The woman said the way Kloogh had stolen money from herself and her late husband was "despicable".
"It was a well-executed plan to lure us in, one which he had probably used many times before."
The couple invested money set aside for the holiday of a lifetime, savings and an inheritance, hoping to set the family up financially after her husband was diagnosed with cancer.
The woman said her late husband was happy the family would be provided for.
"The only thing that you could think of was how to get more money out of us . . . we thought you were helping us but the only thing you wanted to do was help yourself.
"How you could do that to a dying man I still cannot understand."
The couple lost $712,000 to Kloogh.
"Cancer is cruel but Barry has matched that cruelty."
A second investor told the court he and his family had $268,000 stolen by Kloogh.
Their initial investments had been moderately successful: "we now feel we were being groomed."
Their money was knowingly and deliberately stolen, he said.
On three occasions Kloogh had at been at their table and been given cheques stamped to be invested safely - instead they had been later counterstamped with the name of one of Kloogh's companies.
"We are shattered that our trust in Barry has been betrayed . . . our vision has been stolen."
A third investor, a woman, said twice she had been asked by Kloogh to write cheques to transfer sums which he said had been mistakenly placed in her account.
She asked Kloogh to arrange her finances prior to her retirement, and received modest regular amounts.
A trip to the United States saw her stranded, after a promised $15,000 she had arranged for Kloogh to out into her account never arrived.
She emailed Kloogh to say she was worried about where her money was, and was anxious: Kloogh apologised and told her via email: "I am certainly not slack and certainly not dishonest," and told her the money would be transferred immediately.
The issue was sorted out, but the woman continued to trust a man who she now believed viewed her as a "sitting duck".
The money she trusted would be available to her as a backstop if needed by herself or her children was targeted by Kloogh, she believed.
"I believed I had financial safety: not so today . .. what on earth made him think he could use my money for his own purposes?."
Many people who once trusted Kloogh and regarded him as a friend are today opting to read out victim impact statements that detail the damage he has done.
"It's changed our lives completely," one investor who has lost a six-figure sum told the Otago Daily Times this week.
"Straight after it happened, I just went into a deep depression and I did not want to be here.
"I could just not see myself coping with the loss of all our money and the cancer I was going through, and I had to seek professional help and take medication, but it's there every day."
Many of the investors have already sat down with Kloogh as part of a restorative justice process.
"Whether there is any remorse there, I don't know.

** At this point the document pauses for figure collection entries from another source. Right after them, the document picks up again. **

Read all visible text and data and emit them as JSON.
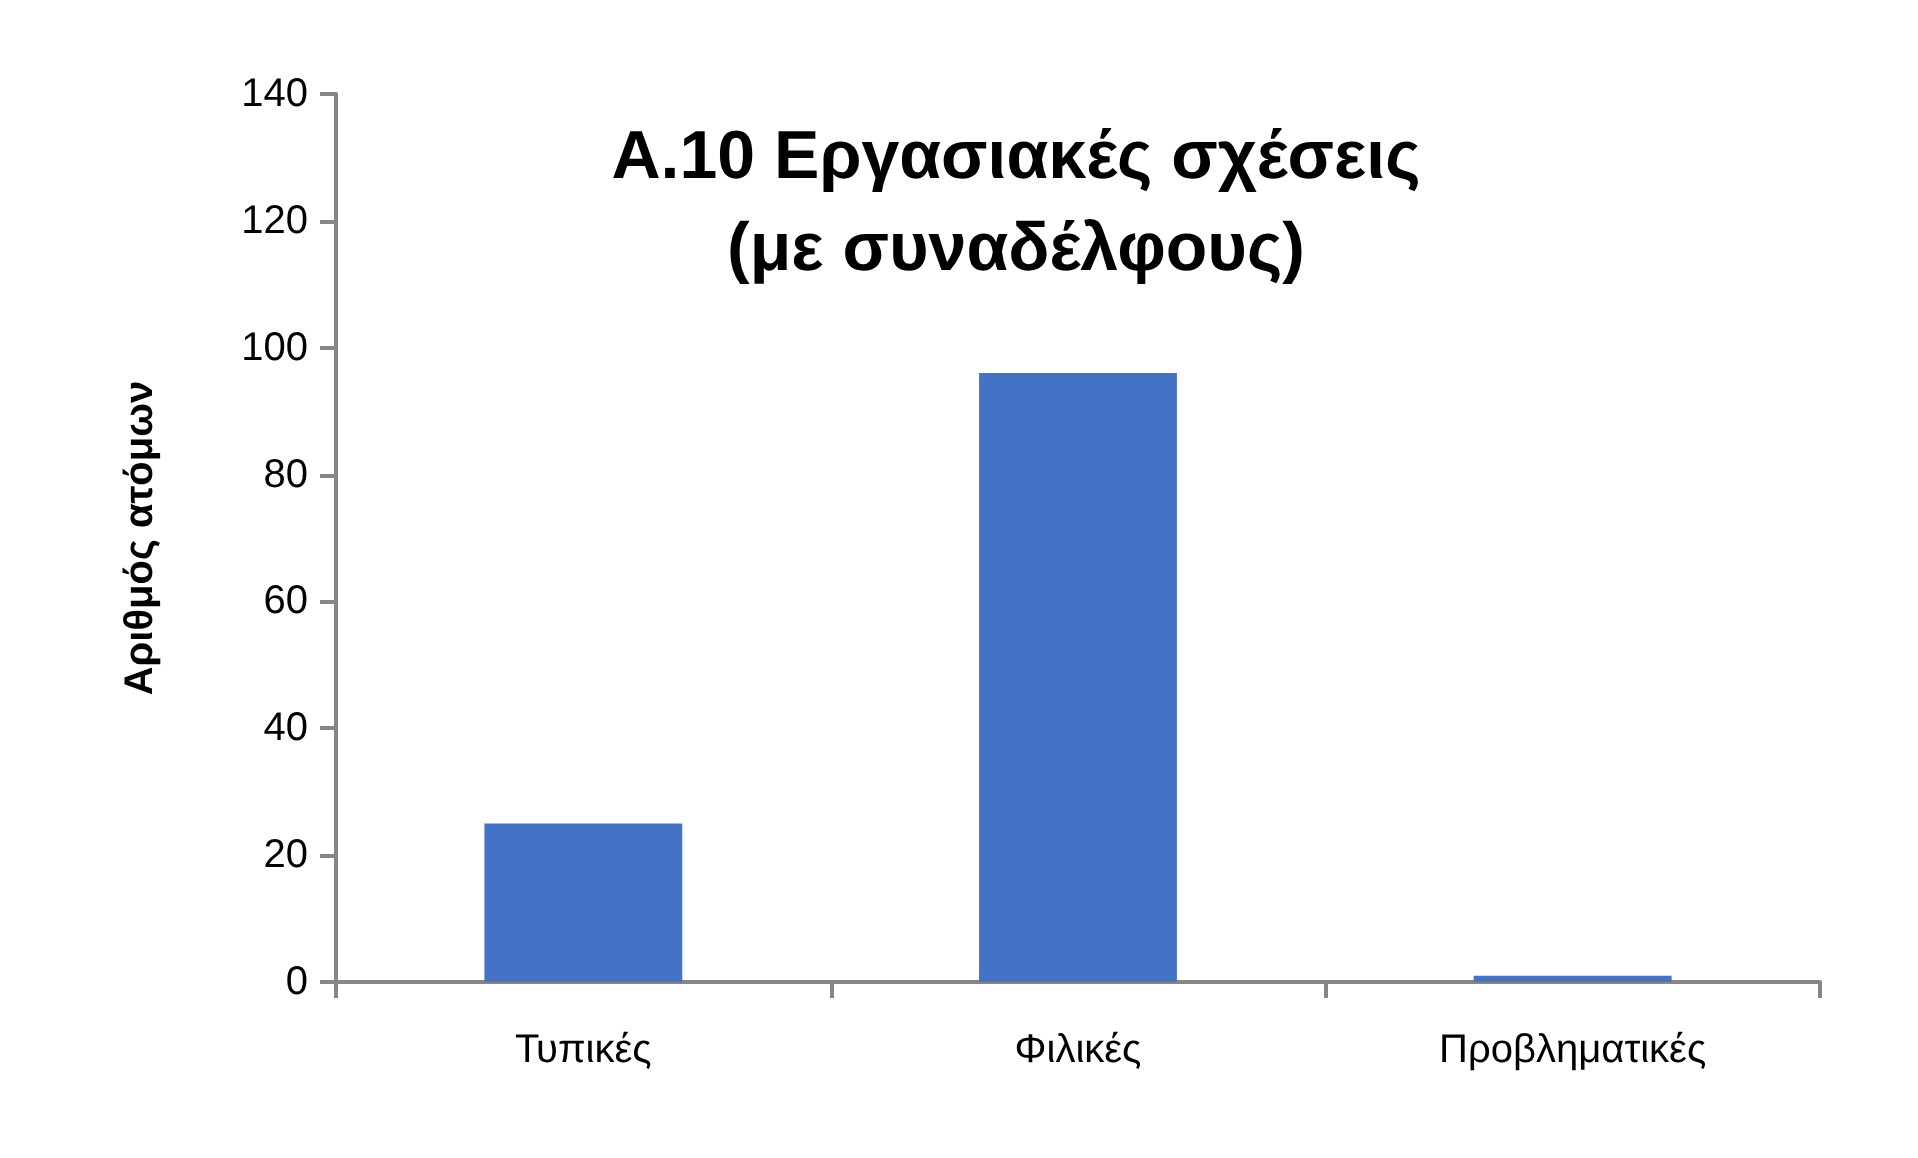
{
  "chart_data": {
    "type": "bar",
    "title": "Α.10 Εργασιακές σχέσεις\n(με συναδέλφους)",
    "ylabel": "Αριθμός ατόμων",
    "categories": [
      "Τυπικές",
      "Φιλικές",
      "Προβληματικές"
    ],
    "values": [
      25,
      96,
      1
    ],
    "color": "#4472c4",
    "ylim": [
      0,
      140
    ],
    "yticks": [
      0,
      20,
      40,
      60,
      80,
      100,
      120,
      140
    ],
    "grid": false
  }
}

He's firmly convinced that he's going to get our money back, but how I just don't know," one investor said.
"He's just going to sit in prison. He's got a warm bed and a TV, and he'll get out and he'll just carry on."
Many of the investors who will attend today's sentencing are members of an affected investors group, set up to provide information and support.
The group spokeswoman said today was a significant milestone, but the work of untangling Kloogh's financial affairs would go on for years.
"I believe some people are still coming forward now ... and there are a lot of indirect victims in this, too," she said.
"I think some people will find closure, but there is still a long journey ahead for this process, not just working through this but also trying to make sure it doesn't happen again."
Kloogh was the operator and sole shareholder of Financial Planning Ltd and Impact Enterprises Ltd, and offered insurance and mortgage-broking services as well as financial planning.
However, rather than investing his clients' money through a secure platform — as they believed he would — Kloogh instead operated a Ponzi scheme, using newly invested money to pay off clients who requested their money back.
Kloogh's office and home were searched by police and the Serious Fraud Office in May 2019.
His companies have been placed in liquidation and Kloogh has declared personal bankruptcy.
In his interviews with investigators, Kloogh said he believed he had stolen $18 million from investors, and that he had operated his Ponzi scheme for years.
In March, Kloogh pleaded guilty to representative charges of false accounting, false statement by a promoter, theft by a person in a special relationship and obtaining by deception.
He has also pleaded guilty to four individual charges of forgery, theft by a person in a special relationship, and two charges of obtaining by deception.